# Clutch very jumpy/fast on Ariens riding mower



## jgln (Jul 6, 2009)

Almost bucked me right off the mower the first time wasn't expecting it. My fiancee's son was on it and it knocked the seat right off the mower when it jerked him.

Is the clutch supposed to be that rough? It doesn't slowly engage like a car, it just all of a sudden engages and bam!

Not too bad in the lower gears but I can't imaging starting off in 5the or 6th. That's another thing. Like with a car you get up speed in 1st gear then go to 2nd and so on. With this mower pressing in the clutch stops the mower, so every gear you have to go into from a dead stop. Is this also normal?


----------



## Argee (Sep 17, 2003)

The clutch on your mower consists of a belt from the engine to the transaxle controlled by an idler pulley. When the clutch is depressed the belt is loose and there is no friction to engage it to the transaxle. When you release the clutch the belt tightens and you have engagement. Sounds as if you need a new belt.

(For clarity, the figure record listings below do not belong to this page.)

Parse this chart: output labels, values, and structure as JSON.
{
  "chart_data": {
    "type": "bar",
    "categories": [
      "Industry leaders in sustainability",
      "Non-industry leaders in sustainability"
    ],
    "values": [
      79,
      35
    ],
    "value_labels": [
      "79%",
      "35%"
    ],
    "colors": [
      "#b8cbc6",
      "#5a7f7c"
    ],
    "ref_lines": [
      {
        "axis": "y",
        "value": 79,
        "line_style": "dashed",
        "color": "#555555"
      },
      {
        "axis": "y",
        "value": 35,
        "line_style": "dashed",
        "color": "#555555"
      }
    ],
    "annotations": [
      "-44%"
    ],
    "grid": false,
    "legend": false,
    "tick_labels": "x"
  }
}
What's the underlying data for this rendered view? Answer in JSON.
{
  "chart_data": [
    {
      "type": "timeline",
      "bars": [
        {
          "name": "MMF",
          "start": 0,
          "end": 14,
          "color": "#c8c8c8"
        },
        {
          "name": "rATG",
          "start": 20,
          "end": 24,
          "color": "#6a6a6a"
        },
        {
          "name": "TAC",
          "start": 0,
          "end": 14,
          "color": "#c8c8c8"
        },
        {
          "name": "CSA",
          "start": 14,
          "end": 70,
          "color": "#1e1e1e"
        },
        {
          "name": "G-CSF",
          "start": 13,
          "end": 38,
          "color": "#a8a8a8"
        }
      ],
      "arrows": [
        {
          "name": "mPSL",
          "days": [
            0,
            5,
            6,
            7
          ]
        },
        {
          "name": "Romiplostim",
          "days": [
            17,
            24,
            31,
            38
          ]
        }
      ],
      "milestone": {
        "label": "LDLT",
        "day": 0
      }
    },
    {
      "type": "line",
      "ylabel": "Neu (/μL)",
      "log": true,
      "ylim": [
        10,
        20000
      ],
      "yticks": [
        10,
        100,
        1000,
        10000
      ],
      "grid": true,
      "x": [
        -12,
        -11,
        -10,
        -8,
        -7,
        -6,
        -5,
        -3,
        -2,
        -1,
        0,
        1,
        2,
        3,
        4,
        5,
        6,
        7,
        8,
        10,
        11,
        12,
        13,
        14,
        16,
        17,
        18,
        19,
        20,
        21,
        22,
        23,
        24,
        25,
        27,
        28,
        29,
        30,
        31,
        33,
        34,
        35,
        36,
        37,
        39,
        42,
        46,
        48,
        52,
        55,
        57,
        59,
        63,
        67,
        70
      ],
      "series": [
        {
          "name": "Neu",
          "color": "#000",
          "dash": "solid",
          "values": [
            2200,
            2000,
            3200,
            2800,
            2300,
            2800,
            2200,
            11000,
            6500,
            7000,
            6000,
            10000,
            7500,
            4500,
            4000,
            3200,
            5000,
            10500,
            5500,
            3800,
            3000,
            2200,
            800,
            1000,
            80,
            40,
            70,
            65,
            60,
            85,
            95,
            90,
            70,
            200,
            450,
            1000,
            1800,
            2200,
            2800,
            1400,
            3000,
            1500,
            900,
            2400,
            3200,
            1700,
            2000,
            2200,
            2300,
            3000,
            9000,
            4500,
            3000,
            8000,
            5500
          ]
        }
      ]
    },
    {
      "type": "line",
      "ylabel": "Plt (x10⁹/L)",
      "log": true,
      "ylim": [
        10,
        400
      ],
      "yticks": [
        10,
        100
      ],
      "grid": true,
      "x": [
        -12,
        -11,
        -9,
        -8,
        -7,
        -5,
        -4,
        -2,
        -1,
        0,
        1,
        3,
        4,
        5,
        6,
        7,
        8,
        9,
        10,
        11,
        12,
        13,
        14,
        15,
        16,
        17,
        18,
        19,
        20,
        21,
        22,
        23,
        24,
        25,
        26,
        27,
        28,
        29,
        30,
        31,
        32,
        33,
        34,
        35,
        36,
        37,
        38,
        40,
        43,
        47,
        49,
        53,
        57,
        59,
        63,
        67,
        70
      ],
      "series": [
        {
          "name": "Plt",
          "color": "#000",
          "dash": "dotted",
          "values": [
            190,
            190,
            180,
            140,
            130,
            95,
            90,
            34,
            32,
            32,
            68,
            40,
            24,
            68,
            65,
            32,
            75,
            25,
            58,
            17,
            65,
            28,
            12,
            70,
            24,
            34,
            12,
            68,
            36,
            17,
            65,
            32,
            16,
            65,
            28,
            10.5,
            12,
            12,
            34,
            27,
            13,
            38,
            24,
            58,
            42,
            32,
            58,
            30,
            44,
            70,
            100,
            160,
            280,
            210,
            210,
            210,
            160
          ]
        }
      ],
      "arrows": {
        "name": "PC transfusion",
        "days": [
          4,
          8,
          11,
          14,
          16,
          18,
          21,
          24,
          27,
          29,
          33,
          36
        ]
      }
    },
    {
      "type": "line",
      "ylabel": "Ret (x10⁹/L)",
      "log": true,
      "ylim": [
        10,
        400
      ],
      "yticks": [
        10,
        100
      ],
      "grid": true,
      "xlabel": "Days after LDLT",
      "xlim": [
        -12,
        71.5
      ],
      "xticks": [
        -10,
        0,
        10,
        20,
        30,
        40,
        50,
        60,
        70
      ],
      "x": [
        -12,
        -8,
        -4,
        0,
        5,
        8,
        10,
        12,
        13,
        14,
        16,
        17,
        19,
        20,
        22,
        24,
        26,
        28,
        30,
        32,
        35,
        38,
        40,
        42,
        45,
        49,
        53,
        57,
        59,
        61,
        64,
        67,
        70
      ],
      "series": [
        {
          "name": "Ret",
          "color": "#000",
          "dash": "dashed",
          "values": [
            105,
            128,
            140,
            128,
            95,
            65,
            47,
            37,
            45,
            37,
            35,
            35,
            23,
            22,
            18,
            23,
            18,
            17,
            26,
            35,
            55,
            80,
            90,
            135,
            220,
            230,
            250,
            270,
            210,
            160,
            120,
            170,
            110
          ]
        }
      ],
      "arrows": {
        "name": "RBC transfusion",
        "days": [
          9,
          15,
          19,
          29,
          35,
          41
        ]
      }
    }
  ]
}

Unlike a car there are no synchros in the transmission to facilitate smooth shifting from one gear to another. The transmission is designed to engage from a dead stop in whatever gear you have it in for the task at hand.


----------



## pogobill (Jan 31, 2012)

Mine's been doing wheel stands since I got it! I learned how to slowly let the clutch out. Try idling way down before you take off, then once you are going adjust the throttle to where it needs to be.


----------



## OldBuzzard (Jun 23, 2011)

Do you guys have the right 'style' V-belts on them?

If you have the 'toothed/cogged' style V-belt, those are designed for high grip and virtually no slipping. They are usually used for things like starter/generators that are always engaged. They will jerk like that if used for a drive belt.

The 'regular' style V-belt allows for some slippage when first engaged.


----------



## jgln (Jul 6, 2009)

As far as the belts go, the mower is new out of the box so I am pretty sure it is the right one and new.

Pogobill, I think you got it. It is what it is and I just need to adjust to it, the idea of throttling it back before engaging the clutch sounds like a good idea. I cut a bunch of grass today and I am already getting used to the fact. I just hope the steering wheel I hold tightly on to so not to fall off doesn't break off before that happens because that plastic steering wheel is about as well built as the one one my Bigwheel when I was a kid. Why such a cheap steering wheel and why so much play in it???


----------



## grasscutter (Aug 16, 2013)

Until the belt has had a season or two of steady use to gain some stretch...
try lowering the engine speed when shifting (yeah, it's a PITA)


----------



## jgln (Jul 6, 2009)

grasscutter said:


> Until the belt has had a season or two of steady use to gain some stretch...
> try lowering the engine speed when shifting (yeah, it's a PITA)


Maybe that is why it is getting easier too, not just because I am getting used to it. Thanks.


----------